= Splitting theorem =

Theorem in differential geometry

In the mathematical field of differential geometry, there are various splitting theorems on when a pseudo-Riemannian manifold can be given as a metric product. The best-known is the Cheeger–Gromoll splitting theorem for Riemannian manifolds, although there has also been research into splitting of Lorentzian manifolds.

==Cheeger and Gromoll's Riemannian splitting theorem==
Any connected Riemannian manifold M has an underlying metric space structure, and this allows the definition of a geodesic line as a map c: ℝ → M such that the distance from c(s) to c(t) equals | t − s for arbitrary s and t. This is to say that the restriction of c to any bounded interval is a curve of minimal length that connects its endpoints.

In 1971, Jeff Cheeger and Detlef Gromoll proved that if a geodesically complete and connected Riemannian manifold of nonnegative Ricci curvature contains any geodesic line, then it must split isometrically as the product of a complete Riemannian manifold with ℝ. The proof was later simplified by Jost Eschenburg and Ernst Heintze. In 1936, Stefan Cohn-Vossen had originally formulated and proved the theorem in the case of two-dimensional manifolds, and Victor Toponogov had extended Cohn-Vossen's work to higher dimensions, under the special condition of nonnegative sectional curvature.

The proof can be summarized as follows. The condition of a geodesic line allows for two Busemann functions to be defined. These can be considered a normalized Riemannian distance function to the two endpoints of the line. From the fundamental Laplacian comparison theorem proved earlier by Eugenio Calabi, these functions are both superharmonic under the Ricci curvature assumption. Either of these functions could be negative at some points, but the triangle inequality implies that their sum is nonnegative. The strong maximum principle implies that the sum is identically zero and hence that each Busemann function is in fact (weakly) a harmonic function. Weyl's lemma implies the infinite differentiability of the Busemann functions. Then, the proof can be finished by using Bochner's formula to construct parallel vector fields, setting up the de Rham decomposition theorem. Alternatively, the theory of Riemannian submersions may be invoked.

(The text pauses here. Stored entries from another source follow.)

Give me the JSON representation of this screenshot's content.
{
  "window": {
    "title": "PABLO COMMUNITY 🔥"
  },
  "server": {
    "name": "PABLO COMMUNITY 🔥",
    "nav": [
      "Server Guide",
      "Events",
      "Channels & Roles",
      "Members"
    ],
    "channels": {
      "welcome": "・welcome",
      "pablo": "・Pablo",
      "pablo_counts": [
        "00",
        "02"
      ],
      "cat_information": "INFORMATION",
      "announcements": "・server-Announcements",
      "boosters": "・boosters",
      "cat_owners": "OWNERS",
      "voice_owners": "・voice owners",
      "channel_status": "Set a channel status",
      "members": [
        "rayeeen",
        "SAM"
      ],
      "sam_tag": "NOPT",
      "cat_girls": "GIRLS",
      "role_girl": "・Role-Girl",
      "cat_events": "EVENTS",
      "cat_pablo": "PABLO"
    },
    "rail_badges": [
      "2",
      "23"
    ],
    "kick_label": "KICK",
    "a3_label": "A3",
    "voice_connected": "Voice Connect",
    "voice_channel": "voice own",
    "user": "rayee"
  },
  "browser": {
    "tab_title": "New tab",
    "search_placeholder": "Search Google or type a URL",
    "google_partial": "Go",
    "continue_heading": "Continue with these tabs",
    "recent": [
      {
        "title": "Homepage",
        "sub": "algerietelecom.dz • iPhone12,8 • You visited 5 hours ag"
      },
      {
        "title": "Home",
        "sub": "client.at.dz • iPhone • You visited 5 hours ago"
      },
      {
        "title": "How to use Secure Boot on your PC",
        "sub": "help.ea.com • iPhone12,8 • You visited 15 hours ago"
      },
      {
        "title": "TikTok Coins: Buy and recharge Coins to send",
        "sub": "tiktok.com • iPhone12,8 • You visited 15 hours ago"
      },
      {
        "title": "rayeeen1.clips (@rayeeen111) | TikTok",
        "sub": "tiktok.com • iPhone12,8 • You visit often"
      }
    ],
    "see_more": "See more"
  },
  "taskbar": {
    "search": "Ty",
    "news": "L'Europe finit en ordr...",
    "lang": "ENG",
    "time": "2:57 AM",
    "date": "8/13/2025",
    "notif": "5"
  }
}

As a consequence of their splitting theorem, Cheeger and Gromoll were able to prove that the universal cover of any closed manifold of nonnegative Ricci curvature must split isometrically as the product of a closed manifold with a Euclidean space. If the universal cover is topologically contractible, then it follows that all metrics involved must be flat.

==Lorentzian splitting theorem==
In 1982, Shing-Tung Yau conjectured that a particular Lorentzian version of Cheeger and Gromoll's theorem should hold. Proofs in various levels of generality were found by Jost Eschenburg, Gregory Galloway, and Richard Newman. In these results, the role of geodesic completeness is replaced by either the condition of global hyperbolicity or of timelike geodesic completeness. The nonnegativity of Ricci curvature is replaced by the timelike convergence condition that the Ricci curvature is nonnegative in all timelike directions. The geodesic line is required to be timelike.